I really like granola but I have a hard time buying it at the grocery store. Most granola is LOADED with fat and calories. If you’ve never looked at the nutritionals, a 1/2 cup serving (which is not much) can have 200+ calories and 9 grams of fat! Thanks to all of the added oil and sugar, it makes for one calorie dense item. I like to make my own granola because it is SO easy. It also allows me to control the amount of fat and sugar that goes into it. I don’t recommend skipping the oil because you need it for the granola to crisp up. Plus, vegetable oil has healthy fats! Also, the honey adds a subtle sweetness so you might want to add a little extra if you like your granola sweeter.
- 1 ½ cups oats
-1 ½ cup mixed nuts & seeds
-2 tablespoons vegetable oil
-2 tablespoons honey
-2 tablespoons ground flax seed
-Sometimes I also add in cinnamon, pumpkin pie spice or vanilla extract
Preheat oven to 250. Mix together honey and oil and then add in all dry ingredients and mix until well coated. Place on a baking sheet and bake for 1 hour, stirring once in the middle. If desired, add dried fruit, coconut, or chocolate chips.

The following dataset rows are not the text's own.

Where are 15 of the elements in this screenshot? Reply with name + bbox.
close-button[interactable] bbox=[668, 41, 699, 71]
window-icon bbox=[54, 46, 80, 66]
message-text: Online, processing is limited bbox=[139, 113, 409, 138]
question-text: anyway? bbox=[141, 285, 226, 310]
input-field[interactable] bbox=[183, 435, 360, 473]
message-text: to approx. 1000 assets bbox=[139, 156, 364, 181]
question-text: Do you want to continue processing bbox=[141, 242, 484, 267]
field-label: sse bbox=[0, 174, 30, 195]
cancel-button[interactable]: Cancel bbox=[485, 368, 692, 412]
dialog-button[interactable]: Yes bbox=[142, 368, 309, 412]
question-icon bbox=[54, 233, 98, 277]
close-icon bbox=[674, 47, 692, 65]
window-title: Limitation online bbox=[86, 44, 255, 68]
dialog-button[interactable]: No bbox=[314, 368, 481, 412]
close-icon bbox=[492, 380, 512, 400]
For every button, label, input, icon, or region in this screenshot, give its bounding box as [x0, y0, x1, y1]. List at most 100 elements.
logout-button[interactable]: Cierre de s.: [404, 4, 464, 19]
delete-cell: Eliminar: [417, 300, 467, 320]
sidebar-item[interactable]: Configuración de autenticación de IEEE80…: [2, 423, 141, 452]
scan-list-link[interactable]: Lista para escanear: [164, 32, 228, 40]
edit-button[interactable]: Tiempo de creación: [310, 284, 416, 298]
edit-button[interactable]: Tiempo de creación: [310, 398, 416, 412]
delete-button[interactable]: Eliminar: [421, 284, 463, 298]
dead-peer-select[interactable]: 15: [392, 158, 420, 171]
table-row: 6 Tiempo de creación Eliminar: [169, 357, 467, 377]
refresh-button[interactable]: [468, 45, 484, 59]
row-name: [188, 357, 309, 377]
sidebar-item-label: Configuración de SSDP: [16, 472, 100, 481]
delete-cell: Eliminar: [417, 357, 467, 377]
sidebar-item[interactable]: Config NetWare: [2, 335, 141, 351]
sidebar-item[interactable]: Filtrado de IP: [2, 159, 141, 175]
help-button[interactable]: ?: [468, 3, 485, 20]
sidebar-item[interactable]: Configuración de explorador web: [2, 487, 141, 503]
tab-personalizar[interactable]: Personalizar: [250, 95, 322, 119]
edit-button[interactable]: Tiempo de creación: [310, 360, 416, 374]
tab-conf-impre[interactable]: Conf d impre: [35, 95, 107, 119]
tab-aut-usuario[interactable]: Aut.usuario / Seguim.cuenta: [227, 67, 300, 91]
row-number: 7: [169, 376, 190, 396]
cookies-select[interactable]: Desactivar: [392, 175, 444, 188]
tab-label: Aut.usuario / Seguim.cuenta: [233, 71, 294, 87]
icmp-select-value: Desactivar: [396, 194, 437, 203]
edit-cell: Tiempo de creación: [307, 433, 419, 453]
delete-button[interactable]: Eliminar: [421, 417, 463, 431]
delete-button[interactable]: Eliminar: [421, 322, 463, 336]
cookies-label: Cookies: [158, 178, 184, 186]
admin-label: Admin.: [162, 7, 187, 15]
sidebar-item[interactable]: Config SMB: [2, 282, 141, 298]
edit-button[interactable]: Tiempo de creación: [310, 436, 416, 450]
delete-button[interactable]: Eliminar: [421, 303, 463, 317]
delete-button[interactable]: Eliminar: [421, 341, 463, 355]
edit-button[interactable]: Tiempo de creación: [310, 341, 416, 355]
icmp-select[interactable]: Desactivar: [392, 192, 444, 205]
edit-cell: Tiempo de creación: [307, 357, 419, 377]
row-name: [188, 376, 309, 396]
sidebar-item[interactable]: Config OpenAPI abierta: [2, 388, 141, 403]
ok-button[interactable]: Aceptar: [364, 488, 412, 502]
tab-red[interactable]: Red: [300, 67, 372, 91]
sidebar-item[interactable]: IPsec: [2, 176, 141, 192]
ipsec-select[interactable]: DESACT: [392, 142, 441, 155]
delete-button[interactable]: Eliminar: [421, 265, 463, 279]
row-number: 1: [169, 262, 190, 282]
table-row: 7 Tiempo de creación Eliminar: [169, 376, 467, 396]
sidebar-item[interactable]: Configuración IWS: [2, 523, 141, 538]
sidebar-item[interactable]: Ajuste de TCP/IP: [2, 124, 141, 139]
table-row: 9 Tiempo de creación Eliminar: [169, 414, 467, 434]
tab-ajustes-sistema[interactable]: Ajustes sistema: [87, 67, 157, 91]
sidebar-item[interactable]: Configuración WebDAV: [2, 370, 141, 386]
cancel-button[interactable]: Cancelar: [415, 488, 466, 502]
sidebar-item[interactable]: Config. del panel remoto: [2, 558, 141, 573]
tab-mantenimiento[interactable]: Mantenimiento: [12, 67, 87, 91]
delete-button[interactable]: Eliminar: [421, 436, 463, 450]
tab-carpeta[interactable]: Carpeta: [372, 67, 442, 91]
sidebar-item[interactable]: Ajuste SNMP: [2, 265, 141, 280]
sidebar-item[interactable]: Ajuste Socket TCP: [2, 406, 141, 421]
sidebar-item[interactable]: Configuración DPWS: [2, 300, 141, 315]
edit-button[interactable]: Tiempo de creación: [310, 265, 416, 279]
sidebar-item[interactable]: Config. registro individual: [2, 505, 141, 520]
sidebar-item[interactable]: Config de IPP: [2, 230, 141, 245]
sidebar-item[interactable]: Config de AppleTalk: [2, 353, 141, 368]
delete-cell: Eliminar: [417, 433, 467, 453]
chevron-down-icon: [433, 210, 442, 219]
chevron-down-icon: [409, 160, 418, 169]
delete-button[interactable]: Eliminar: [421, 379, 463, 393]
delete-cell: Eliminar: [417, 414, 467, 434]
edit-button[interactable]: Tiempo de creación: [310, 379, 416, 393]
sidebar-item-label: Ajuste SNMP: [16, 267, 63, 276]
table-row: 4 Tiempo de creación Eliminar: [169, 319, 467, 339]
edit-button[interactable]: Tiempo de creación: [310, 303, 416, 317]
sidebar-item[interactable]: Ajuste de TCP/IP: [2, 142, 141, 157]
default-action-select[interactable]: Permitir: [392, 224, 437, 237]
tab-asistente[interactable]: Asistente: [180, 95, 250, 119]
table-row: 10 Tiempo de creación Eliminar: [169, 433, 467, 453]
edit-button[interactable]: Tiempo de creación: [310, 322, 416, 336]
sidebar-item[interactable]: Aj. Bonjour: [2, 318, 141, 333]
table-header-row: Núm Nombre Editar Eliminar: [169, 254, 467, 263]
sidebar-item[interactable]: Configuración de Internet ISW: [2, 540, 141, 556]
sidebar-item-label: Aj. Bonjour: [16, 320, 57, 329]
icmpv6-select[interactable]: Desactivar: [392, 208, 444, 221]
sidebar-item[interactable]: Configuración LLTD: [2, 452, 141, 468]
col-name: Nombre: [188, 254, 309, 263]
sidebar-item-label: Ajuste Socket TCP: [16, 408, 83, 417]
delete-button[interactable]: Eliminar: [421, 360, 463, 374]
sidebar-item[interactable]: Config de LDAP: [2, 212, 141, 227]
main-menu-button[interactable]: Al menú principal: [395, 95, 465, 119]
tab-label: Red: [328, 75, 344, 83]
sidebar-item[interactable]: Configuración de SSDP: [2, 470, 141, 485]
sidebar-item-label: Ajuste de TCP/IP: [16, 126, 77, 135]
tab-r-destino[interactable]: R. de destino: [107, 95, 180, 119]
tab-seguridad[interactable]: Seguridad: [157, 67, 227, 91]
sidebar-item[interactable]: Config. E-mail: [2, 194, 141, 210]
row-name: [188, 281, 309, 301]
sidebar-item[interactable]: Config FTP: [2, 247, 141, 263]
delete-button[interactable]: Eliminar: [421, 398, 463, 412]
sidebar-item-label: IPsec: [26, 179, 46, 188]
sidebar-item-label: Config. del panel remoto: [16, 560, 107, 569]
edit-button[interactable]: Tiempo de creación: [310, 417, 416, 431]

My batch today had a mixture of walnuts, pistachios, dried cranberries, and a sprinkle of chocolate chips
An interesting tidbit on flax seed:
If you want to add flax seed to a recipe make sure it is milled/ground flax seed. Our bodies cannot digest the coating that surrounds a whole flax seed. While you get a healthy dose of fiber from a whole flax seed, you miss out on the nutritional benefits (omega-3 fatty acids & lignans).